Improving interoperability
The goal of the WHATWG’s Living Standards is to achieve interoperable implementations. With an ever-evolving web platform, we want changes to our standards to reach all implementations quickly and reliably, but from time to time there have been mishaps:
- Two table-related interfaces were ignored by implementers for a decade, but when finally removed from the standard it turned out that WebKit had just added them. Sorry!
- In 2007, the serialization algorithm for <pre> was changed to add an extra newline, so that it would roundtrip correctly. It was implemented in Presto (Opera) in 2012 (and the standard was tweaked), then implemented in Gecko in 2016, but they found it was not web compatible, so it was reverted. Oh well.
- We changed how non-empty URL attributes are reflected with support from two implementers, but nobody followed through with the change and it was later reverted. Ahem.
Three months ago, we changed the process for the HTML Standard to encourage writing tests and filing browser bugs for normative changes. (Normative means that implementations are affected.) This was the first step on a path towards improving interoperability and shortening the feedback cycle, and it has thus far exceeded our own expectations:
- “Tests and bugs speed up the turnaround time a lot.

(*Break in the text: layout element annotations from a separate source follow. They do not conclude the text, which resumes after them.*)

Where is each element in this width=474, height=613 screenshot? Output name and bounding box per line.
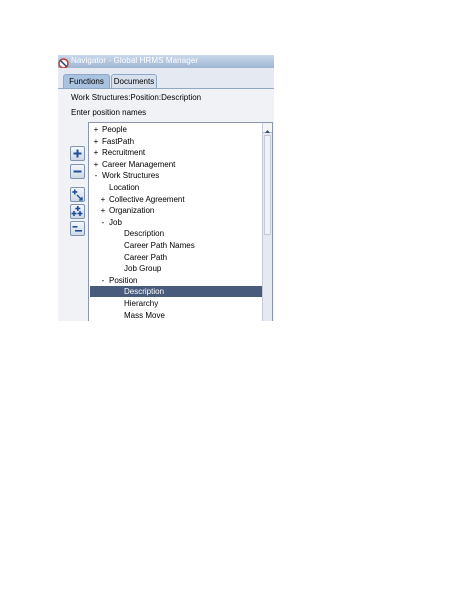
tab-functions[interactable]: Functions xyxy=(63,74,110,88)
tree-item[interactable]: + Recruitment xyxy=(90,147,266,158)
tree-item[interactable]: - Position xyxy=(90,275,272,286)
tree-item[interactable]: + FastPath xyxy=(90,136,266,147)
tree-item[interactable]: Mass Move xyxy=(90,310,272,321)
tree-expander[interactable]: - xyxy=(99,275,107,286)
function-tree[interactable]: Mass Move Hierarchy Description - Position Jo… xyxy=(88,122,273,321)
function-prompt-label: Enter position names xyxy=(71,108,147,117)
tree-item-label: Career Path Names xyxy=(124,241,195,250)
functions-panel: Work Structures:Position:Description Ent… xyxy=(58,89,274,321)
tree-item[interactable]: + Collective Agreement xyxy=(90,194,272,205)
tree-item[interactable]: Career Path xyxy=(90,252,272,263)
scroll-thumb[interactable] xyxy=(264,135,271,235)
tree-item-label: Work Structures xyxy=(102,171,160,181)
tree-expander[interactable]: + xyxy=(99,205,107,216)
tree-item[interactable]: + People xyxy=(90,124,266,135)
tree-item-label: Position xyxy=(109,275,138,285)
tree-item[interactable]: - Work Structures xyxy=(90,170,266,181)
collapse-all-button[interactable] xyxy=(70,221,85,236)
expand-button[interactable] xyxy=(70,146,85,161)
tree-item[interactable]: Job Group xyxy=(90,263,272,274)
scroll-up-button[interactable] xyxy=(263,123,272,133)
tree-expander[interactable]: + xyxy=(92,159,100,170)
tree-expander[interactable]: - xyxy=(92,170,100,181)
oracle-no-entry-icon xyxy=(58,56,69,69)
title-bar[interactable]: Navigator - Global HRMS Manager xyxy=(58,55,274,69)
navigator-window: Navigator - Global HRMS Manager Function… xyxy=(58,55,274,321)
tree-expander[interactable]: + xyxy=(92,124,100,135)
tree-expander[interactable]: + xyxy=(92,136,100,147)
tree-expander[interactable]: + xyxy=(99,194,107,205)
tree-item-label: Location xyxy=(109,183,140,192)
tree-scrollbar[interactable] xyxy=(262,123,272,321)
tree-item[interactable]: Location xyxy=(90,182,272,193)
tree-expander[interactable]: + xyxy=(92,147,100,158)
tree-item-label: People xyxy=(102,125,127,134)
tab-documents[interactable]: Documents xyxy=(111,74,157,88)
tree-item-label: Description xyxy=(124,287,165,297)
tree-item[interactable]: + Career Management xyxy=(90,159,266,170)
expand-all-button[interactable] xyxy=(70,204,85,219)
expand-branch-button[interactable] xyxy=(70,187,85,202)
tree-expander[interactable]: - xyxy=(99,217,107,228)
tree-item[interactable]: + Organization xyxy=(90,205,272,216)
tree-item-label: Career Path xyxy=(124,252,168,262)
tree-item-label: Recruitment xyxy=(102,148,146,158)
tree-item[interactable]: Hierarchy xyxy=(90,298,272,309)
tree-item-label: Career Management xyxy=(102,159,176,169)
tree-item-label: FastPath xyxy=(102,136,135,146)
tree-item[interactable]: Career Path Names xyxy=(90,240,272,251)
tree-item-label: Collective Agreement xyxy=(109,194,185,204)
function-path-label: Work Structures:Position:Description xyxy=(71,93,202,102)
window-title: Navigator - Global HRMS Manager xyxy=(71,56,199,65)
tree-item-label: Job xyxy=(109,217,122,227)
tree-item-label: Description xyxy=(124,229,165,239)
tree-item-selected[interactable]: Description xyxy=(90,286,272,298)
tree-item[interactable]: - Job xyxy=(90,217,272,228)
tree-item-label: Job Group xyxy=(124,264,162,274)
tree-item[interactable]: Description xyxy=(90,228,272,239)
tree-item-label: Mass Move xyxy=(124,310,165,320)
collapse-button[interactable] xyxy=(70,164,85,179)
tab-strip: Functions Documents xyxy=(58,68,274,89)
tree-item-label: Hierarchy xyxy=(124,299,159,308)
tree-item-label: Organization xyxy=(109,206,155,216)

Without this it could go years before a browser vendor picked up or objected to a change (even if someone from that browser had given an a-OK for the change). Now some changes have patches in browsers before the change has landed in the spec.”

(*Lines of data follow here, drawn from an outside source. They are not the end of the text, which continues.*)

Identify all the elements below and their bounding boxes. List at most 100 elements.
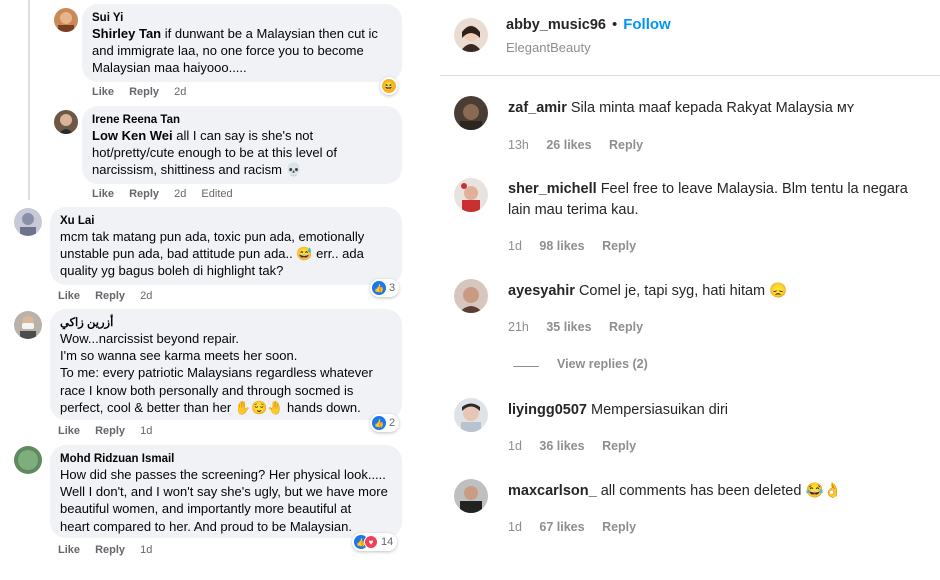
comment-text: race I know both personally and through … (60, 382, 354, 398)
comment-text: Low Ken Wei all I can say is she's not (92, 128, 314, 143)
reply-button[interactable]: Reply (95, 544, 125, 556)
mention-tag[interactable]: Shirley Tan (92, 26, 161, 41)
avatar[interactable] (454, 279, 488, 313)
comment-author[interactable]: Xu Lai (60, 214, 392, 228)
comment-text: Feel free to leave Malaysia. Blm tentu l… (600, 181, 908, 197)
reaction-chip[interactable]: 👍 2 (370, 414, 400, 432)
timestamp[interactable]: 1d (508, 520, 522, 534)
comment-body: ayesyahir Comel je, tapi syg, hati hitam… (508, 281, 928, 302)
comment-author[interactable]: Irene Reena Tan (92, 113, 392, 127)
reply-button[interactable]: Reply (95, 290, 125, 302)
avatar[interactable] (454, 96, 488, 130)
thread-line (28, 0, 30, 200)
avatar[interactable] (454, 398, 488, 432)
comment-actions: Like Reply 1d (58, 425, 164, 437)
avatar[interactable] (54, 110, 78, 134)
like-button[interactable]: Like (92, 86, 114, 98)
comment-username[interactable]: maxcarlson_ (508, 483, 597, 499)
reply-button[interactable]: Reply (609, 138, 643, 152)
header-username[interactable]: abby_music96 (506, 17, 606, 33)
panel-divider (412, 0, 440, 580)
avatar[interactable] (14, 311, 42, 339)
post-header: abby_music96 • Follow ElegantBeauty (440, 0, 940, 76)
header-subtitle[interactable]: ElegantBeauty (506, 40, 591, 55)
reaction-count: 3 (389, 282, 396, 294)
comment-author[interactable]: Sui Yi (92, 11, 392, 25)
comment-text: mcm tak matang pun ada, toxic pun ada, e… (60, 229, 365, 244)
comment-bubble: Sui Yi Shirley Tan if dunwant be a Malay… (82, 4, 402, 82)
timestamp[interactable]: 1d (508, 239, 522, 253)
header-title-row: abby_music96 • Follow (506, 16, 671, 34)
comment-text: unstable pun ada, bad attitude pun ada..… (60, 246, 364, 262)
reaction-chip[interactable]: 👍 ♥ 14 (352, 533, 398, 551)
avatar[interactable] (54, 8, 78, 32)
comment-text: lain mau terima kau. (508, 202, 639, 218)
view-replies-button[interactable]: View replies (2) (557, 357, 648, 371)
comment-text: all comments has been deleted 😂👌 (600, 483, 842, 499)
reaction-count: 2 (389, 417, 396, 429)
reply-button[interactable]: Reply (609, 320, 643, 334)
comment-author[interactable]: أزرين زاكي (60, 316, 392, 330)
reaction-chip[interactable]: 😆 (380, 77, 398, 95)
comment-username[interactable]: ayesyahir (508, 283, 575, 299)
comment-text: Comel je, tapi syg, hati hitam 😞 (578, 283, 788, 299)
like-button[interactable]: Like (58, 290, 80, 302)
comment-body: liyingg0507 Mempersiasuikan diri (508, 400, 928, 421)
comment-text: quality yg bagus boleh di highlight tak? (60, 263, 284, 279)
comment-bubble: Mohd Ridzuan Ismail How did she passes t… (50, 445, 402, 538)
mention-tag[interactable]: Low Ken Wei (92, 128, 173, 143)
haha-reaction-icon: 😆 (382, 79, 396, 93)
comment-text: Sila minta maaf kepada Rakyat Malaysia ᴍ… (570, 100, 855, 116)
comment-author[interactable]: Mohd Ridzuan Ismail (60, 452, 392, 466)
comment-username[interactable]: zaf_amir (508, 100, 567, 116)
view-replies-line (513, 366, 539, 367)
comment-meta: 1d 36 likes Reply (508, 439, 650, 453)
reaction-chip[interactable]: 👍 3 (370, 279, 400, 297)
likes-count[interactable]: 35 likes (546, 320, 591, 334)
timestamp[interactable]: 1d (140, 544, 152, 556)
likes-count[interactable]: 36 likes (539, 439, 584, 453)
timestamp[interactable]: 13h (508, 138, 529, 152)
avatar[interactable] (14, 208, 42, 236)
timestamp[interactable]: 2d (140, 290, 152, 302)
timestamp[interactable]: 21h (508, 320, 529, 334)
reply-button[interactable]: Reply (602, 239, 636, 253)
reaction-count: 14 (381, 536, 394, 548)
avatar[interactable] (454, 479, 488, 513)
comment-text: Mempersiasuikan diri (591, 402, 729, 418)
like-button[interactable]: Like (58, 425, 80, 437)
comment-meta: 13h 26 likes Reply (508, 138, 657, 152)
comment-username[interactable]: liyingg0507 (508, 402, 587, 418)
reply-button[interactable]: Reply (129, 86, 159, 98)
like-button[interactable]: Like (58, 544, 80, 556)
timestamp[interactable]: 1d (140, 425, 152, 437)
like-button[interactable]: Like (92, 188, 114, 200)
avatar[interactable] (454, 18, 488, 52)
reply-button[interactable]: Reply (129, 188, 159, 200)
comment-bubble: Irene Reena Tan Low Ken Wei all I can sa… (82, 106, 402, 184)
comment-text: Well I don't, and I won't say she's ugly… (60, 484, 388, 500)
comment-username[interactable]: sher_michell (508, 181, 597, 197)
reply-button[interactable]: Reply (95, 425, 125, 437)
comment-text: I'm so wanna see karma meets her soon. (60, 348, 298, 364)
comment-text: How did she passes the screening? Her ph… (60, 467, 386, 482)
reply-button[interactable]: Reply (602, 439, 636, 453)
comment-meta: 1d 98 likes Reply (508, 239, 650, 253)
comment-bubble: أزرين زاكي Wow...narcissist beyond repai… (50, 309, 402, 420)
instagram-comments-panel: abby_music96 • Follow ElegantBeauty zaf_am… (440, 0, 940, 580)
avatar[interactable] (454, 178, 488, 212)
timestamp[interactable]: 2d (174, 188, 186, 200)
comment-text: heart compared to her. And proud to be M… (60, 518, 352, 534)
timestamp[interactable]: 1d (508, 439, 522, 453)
likes-count[interactable]: 67 likes (539, 520, 584, 534)
follow-button[interactable]: Follow (623, 16, 671, 33)
comment-text: To me: every patriotic Malaysians regard… (60, 365, 373, 381)
timestamp[interactable]: 2d (174, 86, 186, 98)
comment-actions: Like Reply 2d (92, 86, 198, 98)
likes-count[interactable]: 98 likes (539, 239, 584, 253)
likes-count[interactable]: 26 likes (546, 138, 591, 152)
avatar[interactable] (14, 446, 42, 474)
comment-text: Wow...narcissist beyond repair. (60, 331, 239, 346)
reply-button[interactable]: Reply (602, 520, 636, 534)
comment-bubble: Xu Lai mcm tak matang pun ada, toxic pun… (50, 207, 402, 285)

- “Writing tests also increases the quality of the spec, since problems become clear in the tests. It also seems reasonable to assume that the tests help getting interoperable implementations, which is the goal of the spec.”
- “I feel much more sure that when I make a spec change, I am doing all I can to get it implemented everywhere, in precisely the manner I intended.”
As an example, see Remove "compatibility caseless" matching where 3 of the 4 browser bugs are now fixed, or Add <script nomodule> to prevent script evaluation where all vendors have indicated support, and WebKit has a patch to implement the proposed feature and are contributing their tests to web-platform-tests—even before the standard’s pull request has landed.
Note in particular that this has not amounted to WHATWG maintainers writing all new tests. Rather, we are a community of maintainers, implementers and other contributors, where tests can be written to investigate current behavior before even discussing a change to the standard, or where the most eager implementer writes tests alongside the implementation.
We have been using this process successfully for other WHATWG standards too, such as Fetch, URL, and Streams. And today, we are elevating this process to all WHATWG standards, as now documented in the WHATWG contributor guidelines.